CAISO, WEIM Approve Day-ahead Market Enhancements
Uncertainty Between Forecasts and Supply Distorts Price Signals, Masks Value
A chart shows monthly trends in day-ahead imbalances, calculated as the difference between the net load forecasted in the day-ahead market and the net load forecasted in the 15-minute market.
A chart shows monthly trends in day-ahead imbalances, calculated as the difference between the net load forecasted in the day-ahead market and the net load forecasted in the 15-minute market. | CAISO
Changes meant to improve the performance of CAISO’s day-ahead market and the planned day-ahead expansion of its Western Energy Imbalance Market won board approval.

Changes meant to bolster CAISO’s day-ahead market and a planned day-ahead extension of its Western Energy Imbalance Market won approval from the ISO’s Board of the Governors and the market’s Governing Body on Wednesday.

The new day-ahead market enhancements will introduce an imbalance reserve product meant to deal with increasing uncertainty in the net-load forecast between day-ahead and real-time markets, driven largely by the proliferation of weather-dependent solar and wind generation in the West.

“This proposal is intended to give the ISO better tools to be able to handle the growing challenges involved in managing the electrical grid, specifically around growing uncertainty and variability,” Becky Robinson, CAISO’s principal economist, said at the board and Governing Body’s joint meeting Wednesday.

“It is the latest in a series of steps to devise market products and tools to procure and incentivize flexibility, which is increasingly needed and more valuable because of the increasing quantities of weather-dependent renewable generation,” Robinson said. “This is a trend [facing] ISOs and RTOs across the country, and it is an important incremental step on top of our existing flexible-ramp product in the real-time market.”

The imbalance reserve product is designed to procure flexible reserves to cover supply-and-demand differences between the day-ahead forecast and real-time conditions.

For the WEIM’s proposed extended day-ahead market (EDAM), the imbalance reserve product is “essential … as it best ensures EDAM entities, including the ISO, can benefit from the footprint-wide diversity in the day-ahead market’s optimization,” CAISO’s revised final proposal states.

The interstate WEIM, currently a real-time-only market, includes 79% of load in the Western Interconnection. CAISO is hoping many real-time participants also sign up for EDAM.

Robinson said the imbalance reserve product is especially important for the EDAM because it will ensure there are sufficient offers into the real-time market to “address system needs that may well turn out to exceed day-ahead energy awards.”

It will increase reliability and economic benefits for EDAM participants and increase confidence in the market, she said.

The enhancements are also meant to improve the residual unit commitment process, CAISO said.
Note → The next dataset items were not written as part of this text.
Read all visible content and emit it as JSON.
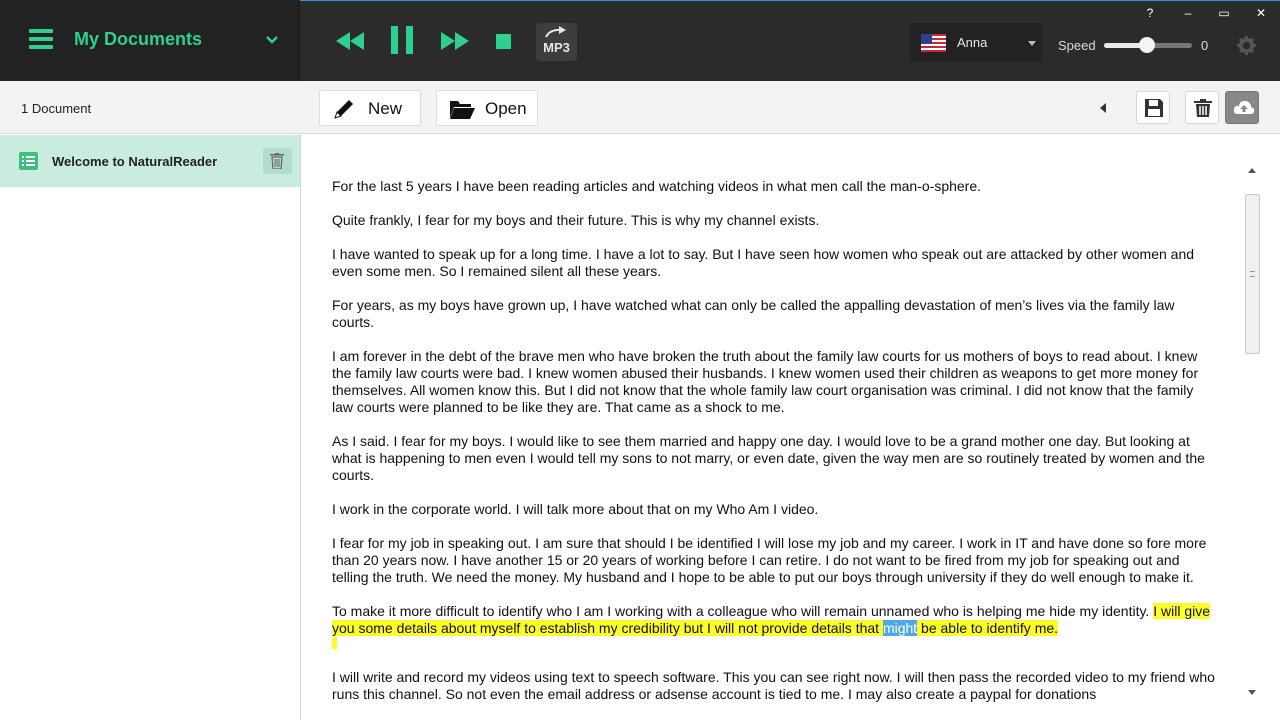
{
  "header": {
    "docs_title": "My Documents",
    "mp3_label": "MP3",
    "voice": {
      "name": "Anna",
      "flag": "us-flag"
    },
    "speed": {
      "label": "Speed",
      "value": "0",
      "level": 0.49
    },
    "window_controls": [
      "?",
      "–",
      "▭",
      "✕"
    ]
  },
  "toolbar": {
    "doc_count": "1 Document",
    "new_label": "New",
    "open_label": "Open"
  },
  "sidebar": {
    "items": [
      {
        "label": "Welcome to NaturalReader"
      }
    ]
  },
  "document": {
    "paragraphs": [
      "For the last 5 years I have been reading articles and watching videos in what men call the man-o-sphere.",
      "Quite frankly, I fear for my boys and their future. This is why my channel exists.",
      "I have wanted to speak up for a long time. I have a lot to say. But I have seen how women who speak out are attacked by other women and even some men. So I remained silent all these years.",
      "For years, as my boys have grown up, I have watched what can only be called the appalling devastation of men’s lives via the family law courts.",
      "I am forever in the debt of the brave men who have broken the truth about the family law courts for us mothers of boys to read about. I knew the family law courts were bad. I knew women abused their husbands. I knew women used their children as weapons to get more money for themselves. All women know this. But I did not know that the whole family law court organisation was criminal. I did not know that the family law courts were planned to be like they are. That came as a shock to me.",
      "As I said. I fear for my boys. I would like to see them married and happy one day. I would love to be a grand mother one day. But looking at what is happening to men even I would tell my sons to not marry, or even date, given the way men are so routinely treated by women and the courts.",
      "I work in the corporate world.  I will talk more about that on my Who Am I video.",
      "I fear for my job in speaking out. I am sure that should I be identified I will lose my job and my career. I work in IT and have done so fore more than 20 years now. I have another 15 or 20 years of working before I can retire. I do not want to be fired from my job for speaking out and telling the truth. We need the money. My husband and I hope to be able to put our boys through university if they do well enough to make it."
    ],
    "highlight_paragraph": {
      "before": "To make it more difficult to identify who I am I working with a colleague who will remain unnamed who is helping me hide my identity. ",
      "highlight_start": "I will give you some details about myself to establish my credibility but I will not provide details that ",
      "current_word": "might",
      "highlight_end": " be able to identify me. "
    },
    "last_paragraph": "I will write and record my videos using text to speech software. This you can see right now. I will then pass the recorded video to my friend who runs this channel. So not even the email address or adsense account is tied to me. I may also create a paypal for donations"
  },
  "colors": {
    "accent": "#2fcf8f",
    "highlight": "#fdfd2a",
    "current_word": "#4ea7e8",
    "sidebar_selected": "#c9ecde"
  }
}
To address uncertainty between day-ahead forecasts and real-time supply, “market operators have historically taken manual actions outside of the market framework to procure additional capacity in the day-ahead time frame,” the proposal states. “Specifically, grid operators increase the demand forecast used in the day-ahead market’s residual unit commitment process.”

That can distort price signals and mask the value of more flexible resources, Robinson said.
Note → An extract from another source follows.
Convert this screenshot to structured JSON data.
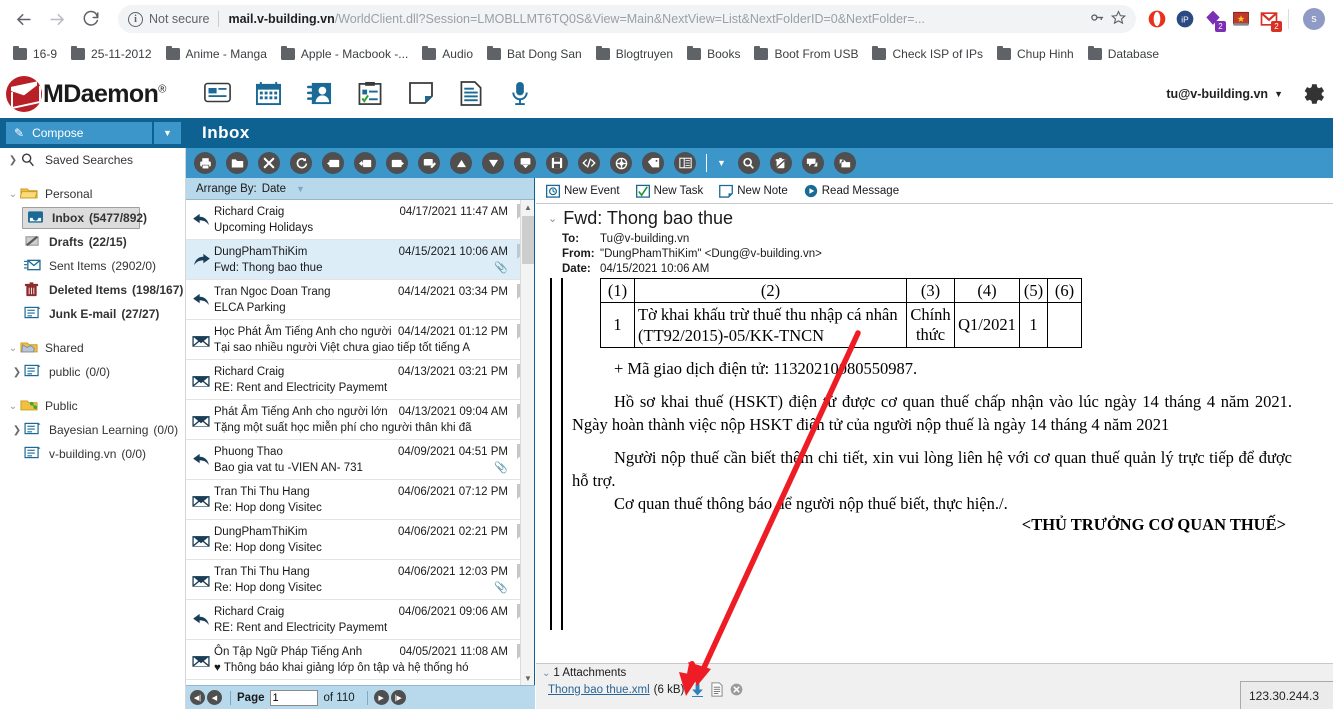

Introducing imbalance reserves in the day-ahead time frame will “greatly decrease the need for grid operator adjustments to the demand forecast used in the residual unit commitment process, creating a more efficient and effective market outcome,” the proposal states.

The enhancements were developed in a stakeholder process that began in 2019 and involved 17 stakeholder meetings and four straw proposals. CAISO had expected to bring the proposal to the CAISO and WEIM boards in February but extended the stakeholder process to May to discuss alternative approaches.

One result was the decision to continue refining the effort with recommendations from a working group of stakeholders as more is learned about its real-world effects.

Commenters were consistent in their message that this is a new product, still in development, and with a number of unknowns, said Jan Schori, vice chair of the CAISO board.

“The bottom-line message I came away with is this that we do need to get on with this; get the software in development; get going on the design and start testing it,” Schori said before Wednesday’s unanimous vote, adding, “I think we’re at a point where it is logical to make that decision today.” But she asked CAISO management to regularly update the two boards on the project’s progress.

CAISO CEO Elliot Mainzer responded, “You have my absolute commitment on that.”